"LiCoO<sub>2</sub>-catalyzed electrochemical oxidation of Li<sub>2</sub" by Lijuan Fan, Daichun Tang et al.

Article Title

LiCoO₂-catalyzed electrochemical oxidation of Li₂CO₃

Authors

Lijuan Fan, Key Laboratory for Renewable Energy, Chinese Academy of Sciences; Beijing Key Laboratory for New Energy Materials and Devices; Beijing National Laboratory for Condensed Matter Physics; Institute of Physics, Chinese Academy of Sciences, P. O. Box 603, Beijing 100190, China
Daichun Tang, Division of Electric Vehicle Cells, Ningde Contemporary Amperex Technology Co.

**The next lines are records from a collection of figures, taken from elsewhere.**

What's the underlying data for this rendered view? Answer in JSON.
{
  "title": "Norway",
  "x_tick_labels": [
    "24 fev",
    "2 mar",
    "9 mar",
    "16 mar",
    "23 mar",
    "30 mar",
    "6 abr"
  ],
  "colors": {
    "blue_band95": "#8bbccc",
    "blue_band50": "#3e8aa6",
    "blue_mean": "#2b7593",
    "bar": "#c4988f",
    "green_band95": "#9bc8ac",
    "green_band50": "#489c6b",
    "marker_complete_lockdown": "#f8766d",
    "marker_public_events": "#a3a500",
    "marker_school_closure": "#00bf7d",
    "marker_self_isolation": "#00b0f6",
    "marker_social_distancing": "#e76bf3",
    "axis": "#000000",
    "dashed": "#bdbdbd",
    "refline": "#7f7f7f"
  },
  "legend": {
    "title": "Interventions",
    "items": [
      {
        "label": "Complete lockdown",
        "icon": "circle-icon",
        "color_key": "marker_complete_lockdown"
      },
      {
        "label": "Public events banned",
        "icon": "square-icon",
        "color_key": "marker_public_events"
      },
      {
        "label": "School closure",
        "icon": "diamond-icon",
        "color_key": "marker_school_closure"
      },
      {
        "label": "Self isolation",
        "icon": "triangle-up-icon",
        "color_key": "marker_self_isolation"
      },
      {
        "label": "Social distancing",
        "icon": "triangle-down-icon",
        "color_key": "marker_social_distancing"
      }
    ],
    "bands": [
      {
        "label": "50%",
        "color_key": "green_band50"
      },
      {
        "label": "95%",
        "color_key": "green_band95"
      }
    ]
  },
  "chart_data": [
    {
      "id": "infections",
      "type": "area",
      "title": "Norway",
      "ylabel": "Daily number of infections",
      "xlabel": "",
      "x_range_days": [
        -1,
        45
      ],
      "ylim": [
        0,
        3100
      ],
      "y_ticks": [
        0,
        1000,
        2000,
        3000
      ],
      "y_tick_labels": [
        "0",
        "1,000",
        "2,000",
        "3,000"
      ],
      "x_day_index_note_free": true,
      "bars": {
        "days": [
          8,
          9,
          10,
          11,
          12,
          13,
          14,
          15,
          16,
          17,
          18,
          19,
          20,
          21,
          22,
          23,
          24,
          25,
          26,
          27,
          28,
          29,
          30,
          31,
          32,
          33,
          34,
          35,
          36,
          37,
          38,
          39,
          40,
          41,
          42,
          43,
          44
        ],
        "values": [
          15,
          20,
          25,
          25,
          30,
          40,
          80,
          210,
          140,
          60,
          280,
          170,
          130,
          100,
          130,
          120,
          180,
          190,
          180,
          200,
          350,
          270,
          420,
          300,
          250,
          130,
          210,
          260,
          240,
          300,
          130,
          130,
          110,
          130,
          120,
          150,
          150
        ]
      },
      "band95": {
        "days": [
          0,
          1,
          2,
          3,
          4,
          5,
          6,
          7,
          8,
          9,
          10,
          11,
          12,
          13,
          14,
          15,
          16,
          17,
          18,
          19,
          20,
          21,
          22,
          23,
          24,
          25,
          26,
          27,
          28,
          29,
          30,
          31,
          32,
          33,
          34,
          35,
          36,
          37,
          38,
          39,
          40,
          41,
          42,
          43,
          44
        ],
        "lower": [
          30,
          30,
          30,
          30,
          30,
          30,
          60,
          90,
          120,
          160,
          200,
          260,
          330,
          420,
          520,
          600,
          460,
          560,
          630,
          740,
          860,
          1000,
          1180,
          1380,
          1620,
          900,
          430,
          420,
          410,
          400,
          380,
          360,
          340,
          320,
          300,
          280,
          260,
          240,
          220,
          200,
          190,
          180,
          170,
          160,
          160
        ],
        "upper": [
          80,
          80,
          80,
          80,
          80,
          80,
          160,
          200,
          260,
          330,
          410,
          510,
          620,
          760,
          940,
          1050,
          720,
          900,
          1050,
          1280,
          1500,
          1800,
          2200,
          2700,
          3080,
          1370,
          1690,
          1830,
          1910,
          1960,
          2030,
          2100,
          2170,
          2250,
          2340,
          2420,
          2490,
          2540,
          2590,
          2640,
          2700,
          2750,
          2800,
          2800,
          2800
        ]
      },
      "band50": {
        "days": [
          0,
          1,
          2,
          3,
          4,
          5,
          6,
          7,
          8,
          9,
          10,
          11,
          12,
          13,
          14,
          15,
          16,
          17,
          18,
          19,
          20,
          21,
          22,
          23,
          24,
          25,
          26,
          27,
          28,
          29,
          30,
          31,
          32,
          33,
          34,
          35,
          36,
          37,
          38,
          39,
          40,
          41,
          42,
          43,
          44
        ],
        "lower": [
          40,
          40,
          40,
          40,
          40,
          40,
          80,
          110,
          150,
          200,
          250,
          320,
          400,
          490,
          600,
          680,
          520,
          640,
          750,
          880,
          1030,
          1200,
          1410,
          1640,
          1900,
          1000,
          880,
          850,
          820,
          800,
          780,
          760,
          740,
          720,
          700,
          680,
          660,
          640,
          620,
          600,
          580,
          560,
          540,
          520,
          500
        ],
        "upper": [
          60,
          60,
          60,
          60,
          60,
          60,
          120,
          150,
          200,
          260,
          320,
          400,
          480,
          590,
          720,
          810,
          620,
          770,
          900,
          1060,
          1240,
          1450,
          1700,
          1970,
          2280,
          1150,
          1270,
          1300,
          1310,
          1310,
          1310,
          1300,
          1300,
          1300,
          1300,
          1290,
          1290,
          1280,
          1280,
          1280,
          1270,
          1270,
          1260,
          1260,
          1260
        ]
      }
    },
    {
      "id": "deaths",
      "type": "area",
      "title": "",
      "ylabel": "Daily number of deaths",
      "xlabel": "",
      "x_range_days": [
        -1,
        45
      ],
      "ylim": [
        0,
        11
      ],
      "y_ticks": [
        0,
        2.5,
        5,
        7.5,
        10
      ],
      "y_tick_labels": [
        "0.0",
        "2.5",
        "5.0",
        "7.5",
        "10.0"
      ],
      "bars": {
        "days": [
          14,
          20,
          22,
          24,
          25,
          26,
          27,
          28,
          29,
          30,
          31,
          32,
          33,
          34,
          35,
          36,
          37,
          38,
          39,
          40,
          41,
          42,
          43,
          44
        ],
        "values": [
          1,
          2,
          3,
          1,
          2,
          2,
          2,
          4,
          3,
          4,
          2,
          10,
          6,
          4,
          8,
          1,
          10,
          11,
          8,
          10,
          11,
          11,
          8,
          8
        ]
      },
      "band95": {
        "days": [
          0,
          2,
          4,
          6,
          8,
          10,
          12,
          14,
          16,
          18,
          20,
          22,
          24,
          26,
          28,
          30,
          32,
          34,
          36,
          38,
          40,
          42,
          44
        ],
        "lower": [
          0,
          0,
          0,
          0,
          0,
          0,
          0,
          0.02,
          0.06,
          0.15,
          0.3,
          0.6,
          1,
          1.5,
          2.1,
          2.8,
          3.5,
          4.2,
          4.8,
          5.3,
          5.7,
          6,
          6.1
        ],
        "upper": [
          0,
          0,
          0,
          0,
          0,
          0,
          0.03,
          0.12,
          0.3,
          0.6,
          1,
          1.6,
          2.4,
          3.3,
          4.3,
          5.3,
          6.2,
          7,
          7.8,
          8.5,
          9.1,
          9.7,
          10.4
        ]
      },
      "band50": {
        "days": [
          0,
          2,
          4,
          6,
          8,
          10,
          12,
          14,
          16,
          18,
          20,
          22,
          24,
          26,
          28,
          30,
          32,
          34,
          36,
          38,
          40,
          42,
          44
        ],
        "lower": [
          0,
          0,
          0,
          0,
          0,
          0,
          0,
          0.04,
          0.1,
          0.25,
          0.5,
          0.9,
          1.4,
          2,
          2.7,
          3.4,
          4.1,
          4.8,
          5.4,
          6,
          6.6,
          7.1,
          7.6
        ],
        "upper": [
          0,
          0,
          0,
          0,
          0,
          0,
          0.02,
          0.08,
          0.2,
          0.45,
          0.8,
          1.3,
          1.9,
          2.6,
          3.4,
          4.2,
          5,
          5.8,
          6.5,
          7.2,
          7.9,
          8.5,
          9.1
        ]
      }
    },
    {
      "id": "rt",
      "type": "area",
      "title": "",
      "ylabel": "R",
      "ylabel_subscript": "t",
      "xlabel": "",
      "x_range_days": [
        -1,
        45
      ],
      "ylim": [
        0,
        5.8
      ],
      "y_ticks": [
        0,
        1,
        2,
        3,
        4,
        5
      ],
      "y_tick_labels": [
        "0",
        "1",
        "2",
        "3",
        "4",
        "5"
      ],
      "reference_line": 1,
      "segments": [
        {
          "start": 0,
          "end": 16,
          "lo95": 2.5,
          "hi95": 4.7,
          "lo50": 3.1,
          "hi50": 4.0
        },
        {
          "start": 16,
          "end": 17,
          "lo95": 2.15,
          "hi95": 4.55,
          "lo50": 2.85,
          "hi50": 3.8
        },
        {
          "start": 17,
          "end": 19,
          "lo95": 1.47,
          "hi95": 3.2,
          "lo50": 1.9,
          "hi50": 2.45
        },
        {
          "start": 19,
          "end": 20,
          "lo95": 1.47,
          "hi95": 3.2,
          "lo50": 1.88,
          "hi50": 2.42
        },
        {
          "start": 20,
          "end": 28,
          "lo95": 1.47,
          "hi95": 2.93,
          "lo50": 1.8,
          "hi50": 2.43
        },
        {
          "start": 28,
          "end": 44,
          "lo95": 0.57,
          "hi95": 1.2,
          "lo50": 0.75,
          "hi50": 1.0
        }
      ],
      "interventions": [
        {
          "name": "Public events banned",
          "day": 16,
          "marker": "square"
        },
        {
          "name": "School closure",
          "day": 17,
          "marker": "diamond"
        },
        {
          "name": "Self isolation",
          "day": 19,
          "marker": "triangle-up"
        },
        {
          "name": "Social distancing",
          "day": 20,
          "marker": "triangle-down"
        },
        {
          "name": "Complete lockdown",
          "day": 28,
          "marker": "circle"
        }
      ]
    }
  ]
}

Limited (CATL), Ningde 352100, China
Deyu Wang, Ningbo Institute of Material Technology and Engineering, Chinese Academy of Sciences, Ningbo 315201, China
Zhaoxiang Wang, Key Laboratory for Renewable Energy, Chinese Academy of Sciences; Beijing Key Laboratory for New Energy Materials and Devices; Beijing National Laboratory for Condensed Matter Physics; Institute of Physics, Chinese Academy of Sciences, P. O. Box 603, Beijing 100190, China
Liquan Chen, Key Laboratory for Renewable Energy, Chinese Academy of Sciences; Beijing Key Laboratory for New Energy Materials and Devices; Beijing National Laboratory for Condensed Matter Physics; Institute of Physics, Chinese Academy of Sciences, P. O. Box 603, Beijing 100190, China

Keywords

spinel LiCoO2, catalyst, Li2CO3, electrochemical oxidation, battery

Abstract

ABSTRACT Lithium carbonate (Li2CO3) is very common in various types of lithium (Li) batteries. As an insulating by-product of the oxygen reduction reaction on the cathode of a Li–air battery, it cannot be decomposed below 4.75 V (vs. Li+/Li) during recharge and leads to a large polarization, low coulombic efficiency, and low energy conversion efficiency of the battery. On the other hand, more than 10% of the Li ions from the cathode material are consumed during chemical formation of a Li-ion battery, resulting in low coulombic efficiency and/or energy density. Consequently, lithium compensation becomes essential to realize Li-ion batteries with a higher energy density and longer cycle life. Therefore, reducing the oxidation potential of Li2CO3 is significantly important. To address these issues, we show that the addition of nanoscaled LiCoO2 can effectively lower this potential to 4.25 V. On the basis of physical characterization and electrochemical evaluation, we propose the oxidization mechanism of Li2CO3. These findings will help to decrease the polarization of Li–air batteries and provide an effective strategy for efficient Li compensation for Li-ion batteries, which can significantly improve their energy density and increase their energy conversion efficiency and cycle life.